Un creciente murmullo brotó de la galería, y el obeso joyero gritó en tono de broma:
—Lo sabemos demasiado bien, Ahmad ibn Mundhir. ¿Es ésta la primera vez que contratas músicos?
El anfitrión aceptó las carcajadas.
—Reconozco —dijo Ibn Mundhir— que hasta ahora no había concedido demasiado valor a todo eso. Que Dios me perdone si ha sido un error. Pero hoy será diferente —hizo una reverencia ante el príncipe—. En honor de nuestro distinguido invitado, que Dios le conceda todos sus deseos, me permito anunciar una pequeña sorpresa, un pequeño número que, espero, estará a la altura de su alto rango.
Hizo otra reverencia y dio unas palmadas con cierta afectación. Llevaba encima un capote de seda verde pistacho escandalosamente caro y se había teñido de negro azabache la barba gris; pero Ibn Ammar encontraba que el traje del rico señor no era tan bueno. En el papel de avaro propietario de casas, vestido con una simple zihara de algodón blanco, había estado imponente.

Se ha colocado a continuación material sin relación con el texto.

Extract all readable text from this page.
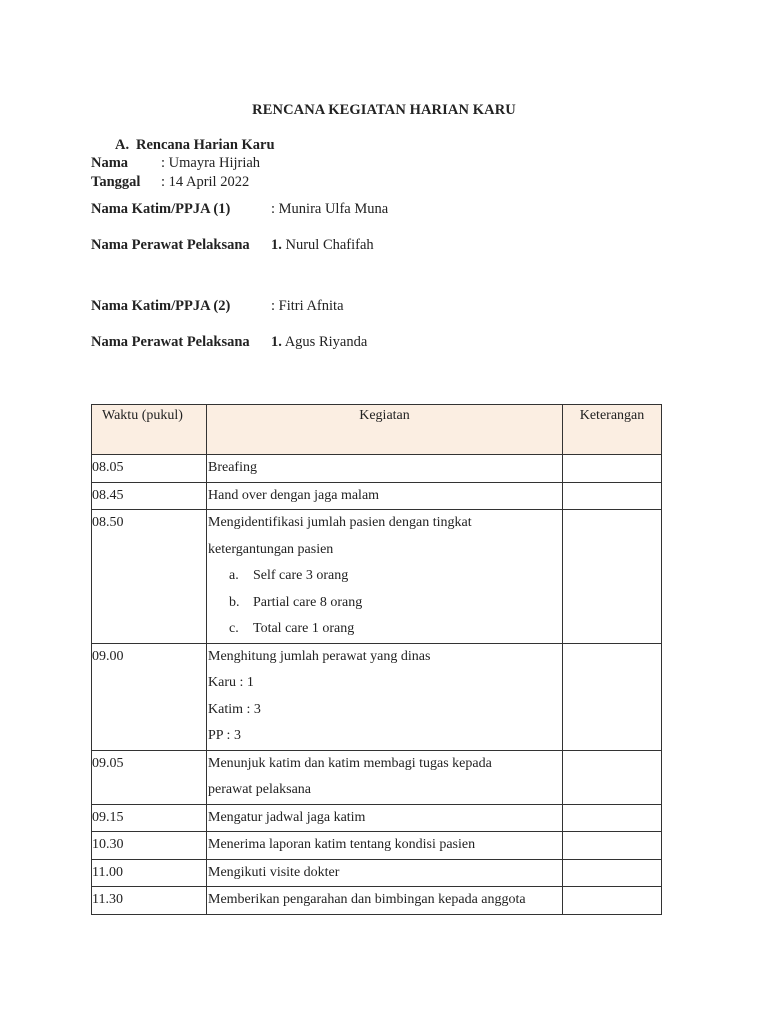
RENCANA KEGIATAN HARIAN KARU
A. Rencana Harian Karu
Nama : Umayra Hijriah
Tanggal : 14 April 2022
Nama Katim/PPJA (1)	: Munira Ulfa Muna
Nama Perawat Pelaksana 1. Nurul Chafifah
Nama Katim/PPJA (2)	: Fitri Afnita
Nama Perawat Pelaksana 1. Agus Riyanda
Waktu (pukul)	Kegiatan	Keterangan
08.05	Breafing	

08.45	Hand over dengan jaga malam	

08.50	Mengidentifikasi jumlah pasien dengan tingkat
ketergantungan pasien
a. Self care 3 orang
b. Partial care 8 orang
c. Total care 1 orang	

09.00	Menghitung jumlah perawat yang dinas
Karu : 1
Katim : 3
PP : 3	

09.05	Menunjuk katim dan katim membagi tugas kepada
perawat pelaksana	

09.15	Mengatur jadwal jaga katim	

10.30	Menerima laporan katim tentang kondisi pasien	

11.00	Mengikuti visite dokter	

11.30	Memberikan pengarahan dan bimbingan kepada anggota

Dos criados se acercaron y levantaron una pantalla con palos y tela, de modo que ésta hiciera sombra al arco opuesto de la galería, donde una puerta llevaba a las alas laterales de la casa. Los preparativos hacían prever la aparición de una qayna; sin duda, los otros convidados también parecían esperar algo similar, pues salieron de la galería y se sentaron en torno al quiosco, donde estaban más cerca del escenario. La presencia del príncipe hacía probable que la cantante se mostrara también delante de la pantalla. Ibn Ammar miró a su alrededor y vio que, además de él, sólo el sabí se había quedado en su asiento bajo la sombra de la galería.